Verizon strikers are fighting for all of us

NYSNA nurses stand with the nearly 40,000 women and men on strike since April 13 to save middle class jobs. The strikers are employees of Verizon and members of the Communications Workers of America and the International Brotherhood of Electrical Workers. At the time of publication, the strike had passed its 30-day mark. On May 1, Verizon executives took the unconscionable move of cutting off healthcare benefits for the striking workers and their children.

This is the biggest North American work stoppage since 2011, the last time Verizon employees were forced to strike because their greedy employer wanted to take away the gains that unionized workers had made.

Verizon executives want to move unionized call center jobs offshore to places like Mexico and the Philippines, where they can pay workers as little as $1.78 per hour. They have already offshored 5,000 call center jobs – and if they get their way, they’ll destroy even more jobs here in the U.S. All this at a time when the company is raking in $1.5 billion in profits every month.

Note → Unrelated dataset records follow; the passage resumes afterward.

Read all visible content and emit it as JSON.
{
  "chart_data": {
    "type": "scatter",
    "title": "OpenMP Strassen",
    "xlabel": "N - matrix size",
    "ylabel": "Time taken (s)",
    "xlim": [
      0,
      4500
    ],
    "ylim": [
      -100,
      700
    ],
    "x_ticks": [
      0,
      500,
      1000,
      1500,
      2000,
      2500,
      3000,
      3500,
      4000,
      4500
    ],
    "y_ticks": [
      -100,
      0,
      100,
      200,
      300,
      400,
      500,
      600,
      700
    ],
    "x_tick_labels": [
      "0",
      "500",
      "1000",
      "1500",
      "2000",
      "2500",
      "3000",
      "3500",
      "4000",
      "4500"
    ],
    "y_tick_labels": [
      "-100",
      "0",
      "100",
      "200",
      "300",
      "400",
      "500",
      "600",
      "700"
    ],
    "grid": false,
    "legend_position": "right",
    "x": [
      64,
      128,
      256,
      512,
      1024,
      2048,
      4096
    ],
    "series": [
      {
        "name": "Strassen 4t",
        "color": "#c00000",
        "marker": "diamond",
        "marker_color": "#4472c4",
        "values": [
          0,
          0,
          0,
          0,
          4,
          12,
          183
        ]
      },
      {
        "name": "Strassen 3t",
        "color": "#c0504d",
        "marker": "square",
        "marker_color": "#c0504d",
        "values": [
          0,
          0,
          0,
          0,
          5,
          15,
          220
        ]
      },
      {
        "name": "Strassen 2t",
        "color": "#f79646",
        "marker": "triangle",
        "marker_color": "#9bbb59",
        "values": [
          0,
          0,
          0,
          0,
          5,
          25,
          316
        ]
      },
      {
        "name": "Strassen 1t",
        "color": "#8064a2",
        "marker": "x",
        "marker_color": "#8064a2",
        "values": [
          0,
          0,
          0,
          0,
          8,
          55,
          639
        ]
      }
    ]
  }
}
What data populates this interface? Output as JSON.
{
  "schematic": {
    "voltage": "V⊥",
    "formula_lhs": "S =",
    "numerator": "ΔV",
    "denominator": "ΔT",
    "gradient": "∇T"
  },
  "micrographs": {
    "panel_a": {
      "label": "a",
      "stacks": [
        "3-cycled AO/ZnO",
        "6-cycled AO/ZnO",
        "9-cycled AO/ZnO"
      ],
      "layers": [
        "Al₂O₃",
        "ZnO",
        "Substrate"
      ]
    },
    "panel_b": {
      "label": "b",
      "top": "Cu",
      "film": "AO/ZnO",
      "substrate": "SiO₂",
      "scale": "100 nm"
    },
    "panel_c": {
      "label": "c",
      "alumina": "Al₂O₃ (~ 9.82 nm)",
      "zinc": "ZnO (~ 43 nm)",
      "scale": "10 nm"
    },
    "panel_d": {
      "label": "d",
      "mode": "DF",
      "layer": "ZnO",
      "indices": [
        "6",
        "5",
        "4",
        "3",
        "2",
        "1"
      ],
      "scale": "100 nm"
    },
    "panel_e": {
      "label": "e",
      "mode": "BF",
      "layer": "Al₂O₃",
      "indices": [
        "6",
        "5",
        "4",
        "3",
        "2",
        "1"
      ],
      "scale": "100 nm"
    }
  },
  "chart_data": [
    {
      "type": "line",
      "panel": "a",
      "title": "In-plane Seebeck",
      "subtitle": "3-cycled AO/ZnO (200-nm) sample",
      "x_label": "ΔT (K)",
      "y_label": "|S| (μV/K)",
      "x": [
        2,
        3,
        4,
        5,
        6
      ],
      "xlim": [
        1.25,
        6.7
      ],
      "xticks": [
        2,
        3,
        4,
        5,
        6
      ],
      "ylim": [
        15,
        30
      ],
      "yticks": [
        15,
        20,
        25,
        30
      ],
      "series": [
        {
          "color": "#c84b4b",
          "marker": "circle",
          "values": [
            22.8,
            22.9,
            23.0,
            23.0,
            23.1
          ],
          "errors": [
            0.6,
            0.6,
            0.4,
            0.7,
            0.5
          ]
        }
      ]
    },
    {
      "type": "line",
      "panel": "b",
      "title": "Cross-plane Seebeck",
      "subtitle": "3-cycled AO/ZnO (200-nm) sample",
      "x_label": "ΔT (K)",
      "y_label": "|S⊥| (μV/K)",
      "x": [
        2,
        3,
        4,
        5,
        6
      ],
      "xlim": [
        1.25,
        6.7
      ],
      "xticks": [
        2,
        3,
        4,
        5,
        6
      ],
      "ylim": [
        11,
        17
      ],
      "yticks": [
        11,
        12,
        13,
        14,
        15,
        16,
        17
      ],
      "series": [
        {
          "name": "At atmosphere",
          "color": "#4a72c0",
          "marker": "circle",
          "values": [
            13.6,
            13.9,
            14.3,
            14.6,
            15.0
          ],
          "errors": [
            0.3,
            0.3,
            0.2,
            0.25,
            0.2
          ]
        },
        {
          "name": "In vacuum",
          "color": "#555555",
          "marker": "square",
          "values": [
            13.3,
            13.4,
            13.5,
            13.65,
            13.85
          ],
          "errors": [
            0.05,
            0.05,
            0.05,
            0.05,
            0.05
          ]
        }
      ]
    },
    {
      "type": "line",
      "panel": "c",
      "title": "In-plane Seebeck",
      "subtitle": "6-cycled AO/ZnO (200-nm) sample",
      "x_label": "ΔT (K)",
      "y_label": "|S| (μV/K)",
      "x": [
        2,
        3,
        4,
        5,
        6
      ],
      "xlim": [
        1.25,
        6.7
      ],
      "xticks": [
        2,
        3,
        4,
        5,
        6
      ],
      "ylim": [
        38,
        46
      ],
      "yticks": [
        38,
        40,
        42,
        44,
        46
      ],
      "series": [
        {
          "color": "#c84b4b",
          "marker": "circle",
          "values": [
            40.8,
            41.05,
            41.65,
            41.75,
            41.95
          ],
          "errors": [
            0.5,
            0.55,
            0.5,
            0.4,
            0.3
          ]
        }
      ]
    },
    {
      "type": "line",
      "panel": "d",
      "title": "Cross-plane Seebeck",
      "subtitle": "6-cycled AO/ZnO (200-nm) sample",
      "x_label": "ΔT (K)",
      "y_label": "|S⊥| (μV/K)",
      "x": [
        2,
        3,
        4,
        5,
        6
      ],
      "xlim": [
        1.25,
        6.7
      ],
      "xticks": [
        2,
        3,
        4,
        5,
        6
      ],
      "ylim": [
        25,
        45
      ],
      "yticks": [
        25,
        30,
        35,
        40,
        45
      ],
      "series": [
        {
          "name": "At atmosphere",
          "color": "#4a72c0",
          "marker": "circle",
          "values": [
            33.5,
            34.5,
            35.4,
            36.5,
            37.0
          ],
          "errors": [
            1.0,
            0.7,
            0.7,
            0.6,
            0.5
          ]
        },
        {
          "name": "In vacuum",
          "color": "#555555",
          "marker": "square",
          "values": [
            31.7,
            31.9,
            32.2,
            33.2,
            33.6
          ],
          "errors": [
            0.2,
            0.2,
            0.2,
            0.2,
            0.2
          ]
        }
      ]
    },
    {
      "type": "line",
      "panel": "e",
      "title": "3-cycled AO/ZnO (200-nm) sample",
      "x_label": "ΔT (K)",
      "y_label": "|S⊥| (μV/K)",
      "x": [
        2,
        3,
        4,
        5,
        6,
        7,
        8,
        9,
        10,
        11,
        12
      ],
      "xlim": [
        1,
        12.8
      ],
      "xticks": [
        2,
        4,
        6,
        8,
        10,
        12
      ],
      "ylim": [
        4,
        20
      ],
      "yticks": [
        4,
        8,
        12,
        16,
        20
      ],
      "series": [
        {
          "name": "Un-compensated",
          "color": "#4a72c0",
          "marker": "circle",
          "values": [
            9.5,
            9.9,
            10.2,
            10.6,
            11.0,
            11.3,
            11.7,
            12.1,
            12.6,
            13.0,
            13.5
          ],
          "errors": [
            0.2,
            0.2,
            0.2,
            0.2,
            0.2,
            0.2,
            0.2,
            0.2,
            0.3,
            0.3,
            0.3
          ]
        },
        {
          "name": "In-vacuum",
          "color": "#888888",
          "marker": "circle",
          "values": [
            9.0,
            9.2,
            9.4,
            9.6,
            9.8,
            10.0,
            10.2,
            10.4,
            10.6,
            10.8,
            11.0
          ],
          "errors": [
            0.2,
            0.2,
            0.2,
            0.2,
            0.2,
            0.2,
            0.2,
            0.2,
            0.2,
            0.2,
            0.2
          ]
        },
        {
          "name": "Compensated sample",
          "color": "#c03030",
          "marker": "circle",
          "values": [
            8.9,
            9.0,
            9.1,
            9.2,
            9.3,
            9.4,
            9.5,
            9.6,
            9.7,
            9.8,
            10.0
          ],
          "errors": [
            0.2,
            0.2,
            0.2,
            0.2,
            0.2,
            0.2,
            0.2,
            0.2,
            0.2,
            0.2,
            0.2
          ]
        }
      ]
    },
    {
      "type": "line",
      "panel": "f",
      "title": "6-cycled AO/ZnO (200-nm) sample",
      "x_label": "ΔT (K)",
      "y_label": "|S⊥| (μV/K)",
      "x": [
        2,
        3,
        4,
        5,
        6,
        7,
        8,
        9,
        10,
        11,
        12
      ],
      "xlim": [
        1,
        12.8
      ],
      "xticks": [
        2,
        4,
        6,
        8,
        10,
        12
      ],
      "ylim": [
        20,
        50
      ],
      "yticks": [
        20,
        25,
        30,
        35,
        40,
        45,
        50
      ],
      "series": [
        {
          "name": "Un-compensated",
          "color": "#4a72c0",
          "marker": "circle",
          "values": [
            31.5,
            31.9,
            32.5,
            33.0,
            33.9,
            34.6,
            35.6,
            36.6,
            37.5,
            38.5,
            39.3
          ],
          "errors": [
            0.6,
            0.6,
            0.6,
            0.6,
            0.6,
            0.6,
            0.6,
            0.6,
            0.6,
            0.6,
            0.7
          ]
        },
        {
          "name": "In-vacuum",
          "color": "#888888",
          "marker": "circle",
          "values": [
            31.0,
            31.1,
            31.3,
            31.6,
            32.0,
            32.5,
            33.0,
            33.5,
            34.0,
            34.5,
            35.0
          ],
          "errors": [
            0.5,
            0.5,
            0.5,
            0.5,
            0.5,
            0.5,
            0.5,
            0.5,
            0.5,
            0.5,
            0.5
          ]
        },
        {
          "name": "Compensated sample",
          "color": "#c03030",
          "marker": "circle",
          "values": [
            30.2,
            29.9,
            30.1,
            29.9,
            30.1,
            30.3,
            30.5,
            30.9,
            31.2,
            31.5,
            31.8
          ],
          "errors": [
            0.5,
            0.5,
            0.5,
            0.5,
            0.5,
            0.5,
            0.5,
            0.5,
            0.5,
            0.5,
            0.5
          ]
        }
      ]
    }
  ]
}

Corporate attack on the middle class

Recent Pew research shows that the middle class is shrinking. The middle class is no longer the economic majority in the U.S.A. – more people have been pushed into poverty and the middle class that remains has fallen farther behind upper-income households, which now hold a larger share of the nation’s income than ever before.

If Verizon is allowed to move more good middle class jobs offshore, and force cut backs on the workers here, there would be even fewer opportunities available for U.S. workers to earn a decent living with job security and healthcare benefits. Increasingly, the squeeze on the middle class is forcing workers into low-wage jobs in industries like fast food.

Shrinking unions, shrinking middle class

Verizon’s attempt to destroy its unionized workforce is one more case of the corporate attack on labor unions that is killing the middle class. The labor movement built the middle class that exists in America today by fighting for decent working conditions, with good benefits, job security, and livable wages.

As the labor movement in this country declined in the face of corporate attacks, so, too, in tandem did the middle class. According to FiveThirtyEight, in the regions where unions have been weakened the most, the middle class is shrinking the fastest. Meanwhile, unions continue to face attacks from all sides with the nefarious so-called “right to work” campaigns funded by the rightwing billionaire Koch brothers and corporate interests aimed to curb our rights to form unions that protect middle class jobs. Without the labor protections that unions provide, corporations have more power to extract profits for the 1 percent by cutting back on wages and benefits and by moving good jobs to places where CEOs can pay poverty wages.

Verizon’s greed doesn’t stop at cutting benefits and job security for its workers. The company has also failed to invest in America’s future. In The New York Times, Paul Krugman called Verizon the “modern-day robber barons” for refusing to roll out FiOS services and refusing to invest in its own business.

Verizon is under investigation in several states, including New York, Pennsylvania, and New Jersey, for failing to meet its FiOS rollout agreements. In New York City, Verizon committed to bring high-speed broadband to every neighborhood, but low-income communities of color like East Flatbush still lack access to FiOS. Instead of providing services to our communities, Verizon has funneled money into executive compensation, paying its CEO Lowell McAdam $18 million dollars last year alone. Recent studies have shown that most low-income people across the nation still don’t have access to broadband services.

Meanwhile, Verizon has slashed its workforce by nearly 40 percent in the past 10 years, leaving fewer workers to do the job of installing much-needed FiOS.

The workers on strike at Verizon aren’t just fighting for their jobs, they’re also fighting to hold the company accountable for its broken promises to the American public.

We can only win by uniting together

NYSNA nurses know firsthand that we can win campaigns when we unite together with our fellow unions. We know it from the Fight for $15 and Paid Family Leave bills we achieved this year. Unions stood together with the community and we were unstoppable. And we’ve seen the power we have when we unite with our fellow unionized nurses from PEF, CWA, and NYSUT in our fight to win safe staffing. It truly takes solidarity to achieve breakthrough legislation.

Likewise, it will take a united labor movement to fight back against corporate attacks on workers like the one that Verizon is waging right now. We need to stand together with the women and men on strike – the future of the middle class in America depends on it.

Please do not cross the Verizon picket lines, whether at the wireless retail stores in your town or online. We are asking NYSNA nurses to encourage everyone in your community not to buy any Verizon products or sign up for any new Verizon services for the duration of the strike.

And go show our solidarity on the picket line. You can visit StandUpToVerizon.com to find a picket line near you.

Nurses in Albany for the May 10 Multi-Union Lobby Day cheered on Verizon strikers outside the Capitol.